Saturday, 4 September 2010

How (not?) to sink without a trace

Jim Collins, having studied over many years the difference between good and great business undertakings, presented at this year’s Willow Creek Leadership Summit on the decline and fall of the great. He says “whether you prevail or not depends a lot more on what you do to yourself than on what the world does to you.”

Remember Titanic? — the supposedly unsinkable is holed below the waterline and denies it; the cap’n carefully checks the lightbulbs, to avoid the uncomfortable truth that the whole ship could be going down. Meanwhile the passengers apply themselves to ballroom dancing, not finding things that float. Major functionaries begin to behave like minor functionaries, obsessing about how to protect the White Star Line’s property, when they ought to be inspiring and resourcing people to find effective means of survival. As the ship’s prow rotates downward, the officers grasp at silver bullet solutions, perhaps even a radical new cap’n. By the end of the night the “unsinkable” lies broken on the ocean floor anyway.

He diagnosed five phases of mighty falling:
  1. Arrogance / Hubris — “We are just not the kind of outfit that could ever sink without a trace... anyway, our troubles are basically down to other people.”
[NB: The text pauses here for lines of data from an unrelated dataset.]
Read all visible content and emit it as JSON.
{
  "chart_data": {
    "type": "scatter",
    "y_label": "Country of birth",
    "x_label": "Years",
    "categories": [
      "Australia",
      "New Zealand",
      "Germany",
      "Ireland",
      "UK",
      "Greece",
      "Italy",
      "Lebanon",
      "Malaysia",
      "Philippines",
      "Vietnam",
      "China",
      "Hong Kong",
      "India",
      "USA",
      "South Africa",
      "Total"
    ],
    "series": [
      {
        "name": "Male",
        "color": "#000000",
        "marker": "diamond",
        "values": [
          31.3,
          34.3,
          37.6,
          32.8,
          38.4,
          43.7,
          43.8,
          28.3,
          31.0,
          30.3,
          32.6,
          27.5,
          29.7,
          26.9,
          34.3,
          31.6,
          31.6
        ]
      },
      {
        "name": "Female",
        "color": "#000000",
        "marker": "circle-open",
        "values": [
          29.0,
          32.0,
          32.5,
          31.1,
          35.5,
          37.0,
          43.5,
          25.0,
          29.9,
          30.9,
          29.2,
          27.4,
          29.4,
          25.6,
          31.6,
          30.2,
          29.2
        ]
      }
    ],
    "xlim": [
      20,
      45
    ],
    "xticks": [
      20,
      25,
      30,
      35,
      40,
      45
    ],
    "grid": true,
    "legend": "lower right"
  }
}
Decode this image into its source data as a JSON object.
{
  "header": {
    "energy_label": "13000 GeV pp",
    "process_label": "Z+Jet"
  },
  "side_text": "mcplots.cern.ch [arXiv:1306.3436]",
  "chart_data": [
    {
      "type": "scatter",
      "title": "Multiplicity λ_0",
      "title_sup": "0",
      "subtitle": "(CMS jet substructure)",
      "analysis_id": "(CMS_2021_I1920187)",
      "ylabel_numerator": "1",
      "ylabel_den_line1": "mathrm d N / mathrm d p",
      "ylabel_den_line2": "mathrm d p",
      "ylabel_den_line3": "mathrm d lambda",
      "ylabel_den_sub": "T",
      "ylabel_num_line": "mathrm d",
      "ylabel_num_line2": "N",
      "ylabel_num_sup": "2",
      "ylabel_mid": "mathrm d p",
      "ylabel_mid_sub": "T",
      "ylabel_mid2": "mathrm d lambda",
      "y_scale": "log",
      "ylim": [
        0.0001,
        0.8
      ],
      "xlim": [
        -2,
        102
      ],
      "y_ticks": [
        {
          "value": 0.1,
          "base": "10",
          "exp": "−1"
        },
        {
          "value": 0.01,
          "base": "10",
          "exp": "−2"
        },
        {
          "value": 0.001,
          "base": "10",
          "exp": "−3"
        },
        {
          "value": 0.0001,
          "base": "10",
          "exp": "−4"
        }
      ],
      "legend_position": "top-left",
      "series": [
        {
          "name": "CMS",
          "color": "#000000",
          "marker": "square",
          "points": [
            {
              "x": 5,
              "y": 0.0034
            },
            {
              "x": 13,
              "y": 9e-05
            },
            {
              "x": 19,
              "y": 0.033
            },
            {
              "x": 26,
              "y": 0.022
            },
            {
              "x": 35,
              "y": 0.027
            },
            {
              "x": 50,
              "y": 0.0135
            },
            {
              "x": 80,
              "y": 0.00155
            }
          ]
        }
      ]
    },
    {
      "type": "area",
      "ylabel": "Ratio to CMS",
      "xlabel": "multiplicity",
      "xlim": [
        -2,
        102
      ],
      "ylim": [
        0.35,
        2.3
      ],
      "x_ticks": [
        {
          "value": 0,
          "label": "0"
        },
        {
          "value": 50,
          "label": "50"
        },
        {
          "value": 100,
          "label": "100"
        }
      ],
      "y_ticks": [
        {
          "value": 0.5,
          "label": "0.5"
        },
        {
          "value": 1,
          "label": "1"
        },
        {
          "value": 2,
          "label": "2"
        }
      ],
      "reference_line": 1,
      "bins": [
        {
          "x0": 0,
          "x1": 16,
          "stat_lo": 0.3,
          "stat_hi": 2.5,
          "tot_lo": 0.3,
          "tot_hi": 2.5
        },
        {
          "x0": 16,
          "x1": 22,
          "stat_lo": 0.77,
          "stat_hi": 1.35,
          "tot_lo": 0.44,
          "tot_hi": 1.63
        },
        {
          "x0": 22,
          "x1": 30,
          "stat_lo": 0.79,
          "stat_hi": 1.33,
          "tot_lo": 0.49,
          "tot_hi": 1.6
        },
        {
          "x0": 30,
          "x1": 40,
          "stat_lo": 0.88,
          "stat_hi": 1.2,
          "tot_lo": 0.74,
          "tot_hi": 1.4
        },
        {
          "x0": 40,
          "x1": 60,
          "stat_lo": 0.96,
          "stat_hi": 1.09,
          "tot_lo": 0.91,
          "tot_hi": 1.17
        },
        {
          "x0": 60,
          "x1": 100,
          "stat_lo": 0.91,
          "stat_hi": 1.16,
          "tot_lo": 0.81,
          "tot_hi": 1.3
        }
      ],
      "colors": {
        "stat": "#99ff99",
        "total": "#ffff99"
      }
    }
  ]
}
  2. Sense of entitlement — “We have a right to carry on in our own way, regardless of what others think... Here’s to us — who’s like us?”

  3. Denial of risk and peril — “After all, more people go to Church than footie...”
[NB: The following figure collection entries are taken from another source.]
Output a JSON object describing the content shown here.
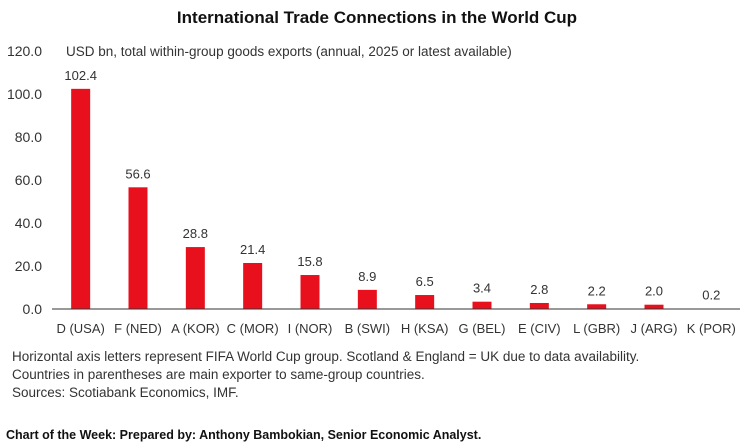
{
  "title": "International Trade Connections in the World Cup",
  "chart_data": {
    "type": "bar",
    "ylabel": "USD bn, total within-group goods exports (annual, 2025 or latest available)",
    "ylim": [
      0,
      120
    ],
    "yticks": [
      "0.0",
      "20.0",
      "40.0",
      "60.0",
      "80.0",
      "100.0",
      "120.0"
    ],
    "ytick_values": [
      0,
      20,
      40,
      60,
      80,
      100,
      120
    ],
    "categories": [
      "D (USA)",
      "F (NED)",
      "A (KOR)",
      "C (MOR)",
      "I (NOR)",
      "B (SWI)",
      "H (KSA)",
      "G (BEL)",
      "E (CIV)",
      "L (GBR)",
      "J (ARG)",
      "K (POR)"
    ],
    "values": [
      102.4,
      56.6,
      28.8,
      21.4,
      15.8,
      8.9,
      6.5,
      3.4,
      2.8,
      2.2,
      2.0,
      0.2
    ],
    "value_labels": [
      "102.4",
      "56.6",
      "28.8",
      "21.4",
      "15.8",
      "8.9",
      "6.5",
      "3.4",
      "2.8",
      "2.2",
      "2.0",
      "0.2"
    ],
    "bar_color": "#e8101c",
    "grid": false
  },
  "notes": [
    "Horizontal axis letters represent FIFA World Cup group. Scotland & England = UK due to data availability.",
    "Countries in parentheses are main exporter to same-group countries.",
    "Sources: Scotiabank Economics, IMF."
  ],
  "footer": "Chart of the Week:  Prepared by: Anthony Bambokian, Senior Economic Analyst."
}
  4. Game is up — “but with a really big new idea/ initiative/ leader we can still make it...”

  5. Game Over — “glug, glug, glug, [“I’m an officer!!”] glug, glug, glug [“Hey, that’s White Star Line property!”] glug, glug, glug... glug.
Jim suggested ten basic disciplines which can help an organisation avoid such a fate, especially during phases 1-4:
  1. Careful diagnostics — the facts are your friends, even unpleasant ones

  2. Count your Blessings — you are blessed by large numbers of good things you didn’t cause, and these will help keep you real and resource you

  3. Increase (Double?) your leaders’ Questions : Statements ratio

  4. Recruit fantastic people — and if your organisation can’t recruit or retain them, ask hard why.
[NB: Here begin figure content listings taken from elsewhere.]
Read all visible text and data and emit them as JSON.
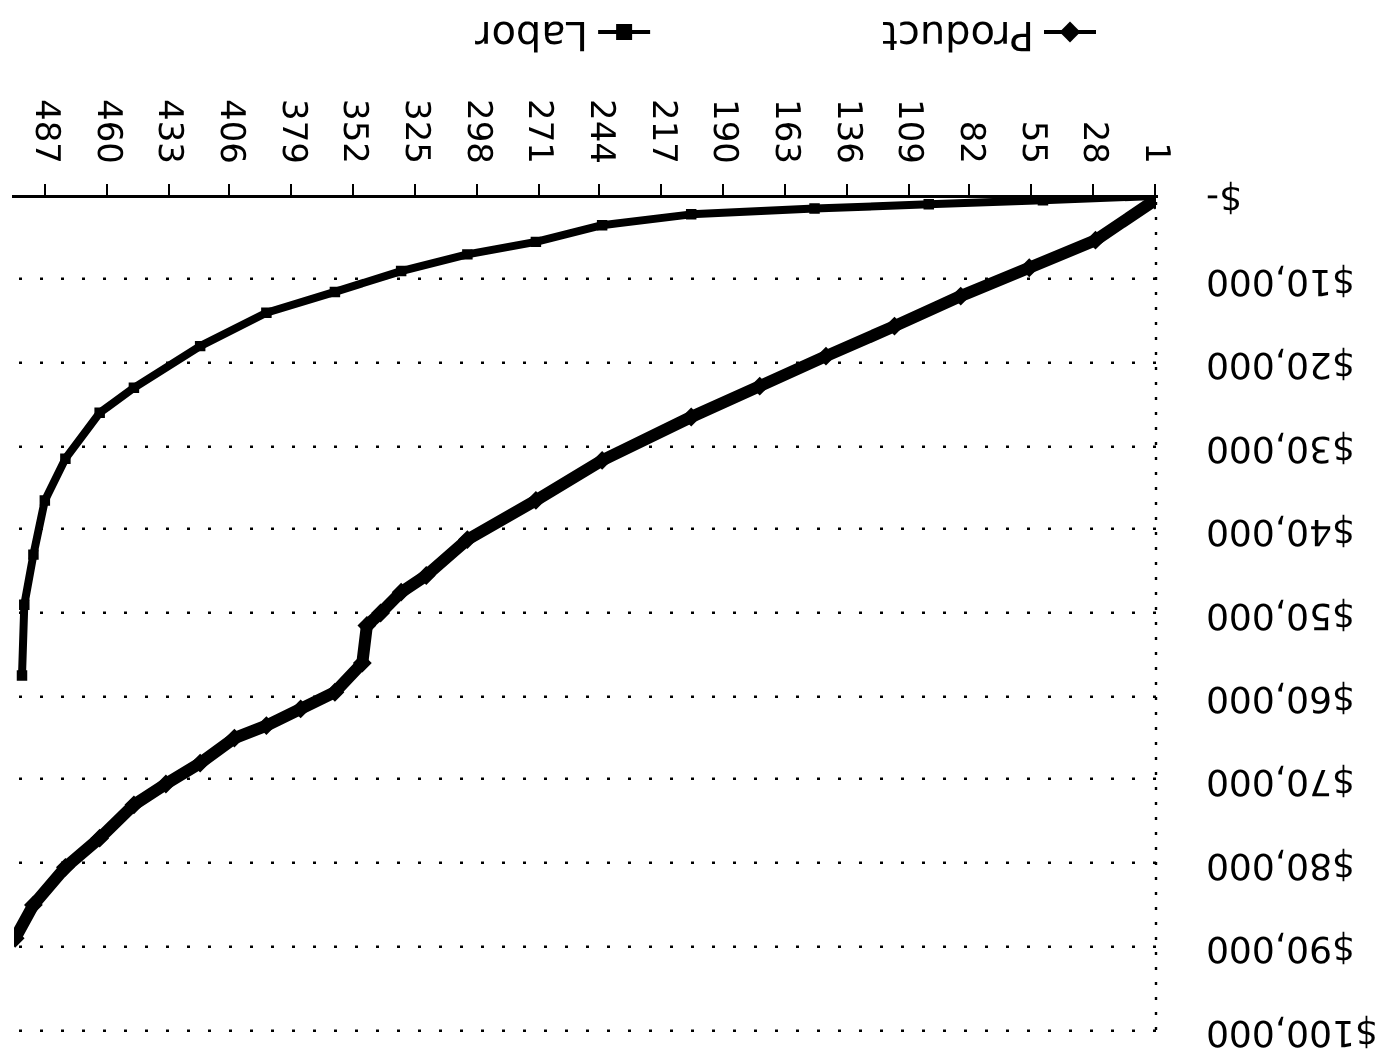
{
  "chart_data": {
    "type": "line",
    "xlim": [
      500.5,
      0.5
    ],
    "xticks": [
      1,
      28,
      55,
      82,
      109,
      136,
      163,
      190,
      217,
      244,
      271,
      298,
      325,
      352,
      379,
      406,
      433,
      460,
      487
    ],
    "ylim": [
      100000,
      0
    ],
    "yticks": [
      {
        "value": 0,
        "label": "$-"
      },
      {
        "value": 10000,
        "label": "$10,000"
      },
      {
        "value": 20000,
        "label": "$20,000"
      },
      {
        "value": 30000,
        "label": "$30,000"
      },
      {
        "value": 40000,
        "label": "$40,000"
      },
      {
        "value": 50000,
        "label": "$50,000"
      },
      {
        "value": 60000,
        "label": "$60,000"
      },
      {
        "value": 70000,
        "label": "$70,000"
      },
      {
        "value": 80000,
        "label": "$80,000"
      },
      {
        "value": 90000,
        "label": "$90,000"
      },
      {
        "value": 100000,
        "label": "$100,000"
      }
    ],
    "grid": "y",
    "legend": "top",
    "series": [
      {
        "name": "Product",
        "color": "#000000",
        "marker": "diamond",
        "x": [
          1,
          27,
          56,
          86,
          115,
          145,
          174,
          204,
          243,
          272,
          302,
          320,
          331,
          340,
          346,
          348,
          360,
          375,
          390,
          404,
          419,
          434,
          448,
          463,
          478,
          492,
          500
        ],
        "values": [
          500,
          5300,
          8600,
          12000,
          15600,
          19200,
          22800,
          26500,
          31700,
          36500,
          41200,
          45500,
          47500,
          50000,
          51500,
          56000,
          59500,
          61500,
          63500,
          65000,
          68000,
          70500,
          73000,
          77000,
          80500,
          85000,
          89000
        ]
      },
      {
        "name": "Labor",
        "color": "#000000",
        "marker": "square",
        "x": [
          1,
          50,
          100,
          150,
          204,
          243,
          272,
          302,
          331,
          360,
          390,
          419,
          448,
          463,
          478,
          487,
          492,
          496,
          497
        ],
        "values": [
          0,
          500,
          1000,
          1500,
          2200,
          3500,
          5500,
          7000,
          9000,
          11500,
          14000,
          18000,
          23000,
          26000,
          31500,
          36500,
          43000,
          49000,
          57500
        ]
      }
    ]
  }
}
  5. Apply your diagnostics to your teams

  6. Take inventory of the most brutal facts

  7. Get a good “Stop Doing” List. get out of stuff that’s draining you for nothing, even venerable habits and sacred cows

  8. Define results — clicks on the flywheel that indicate progress. This staves off depression.

  9. Extend your reach to young people — Change your practices, but never your essential values

  10. Find a Big Hairy Audacious Goal rooted in your purpose and values — not some silly little target setting thing, but something everybody would recognise as real victory

As a bishop of the Church of England who learnt in the playground that “if the cap fits, wear it,” I wondered, “Does he mean us?” And if he does, what does our diocese/ parish do about it?

5 comments:

Erika Baker said...

Maybe there should be a point 11, or a point 0: find the Holy Grail and create an organisation where everyone agrees on the answers to points 1 - 10.

Revsimmy said...

Thank you for sharing this - plenty of food for thought here. I think there are encouraging signs that the CofE is applying itself to a lot of these issues, even if somewhat reluctantly.

However, I wonder if you have any thoughts about No. 7, as I think this is where some very productive thinking and action could come?

Anonymous said...

Thanks for Sharing this. I was at Willow Creek many years ago and still try to apply some of the lessons I learned there. I plan to share your comments on my weekly diocesan email.

Erika Baker said...

My comment seems to have disappeared again.

I fear you would have to add a point 11, or point 0: How to agree on the answers to points 1-10.

The church is much more diverse and far less streamlined than commercial organisations. It's its great strength but also its greatest weakness.

Erika Baker said...

My comment seems to have disappeared again.

I fear you would have to add a point 11, or point 0: How to agree on the answers to points 1-10.

The church is much more diverse and far less streamlined than commercial organisations. It's its great strength but also its greatest weakness.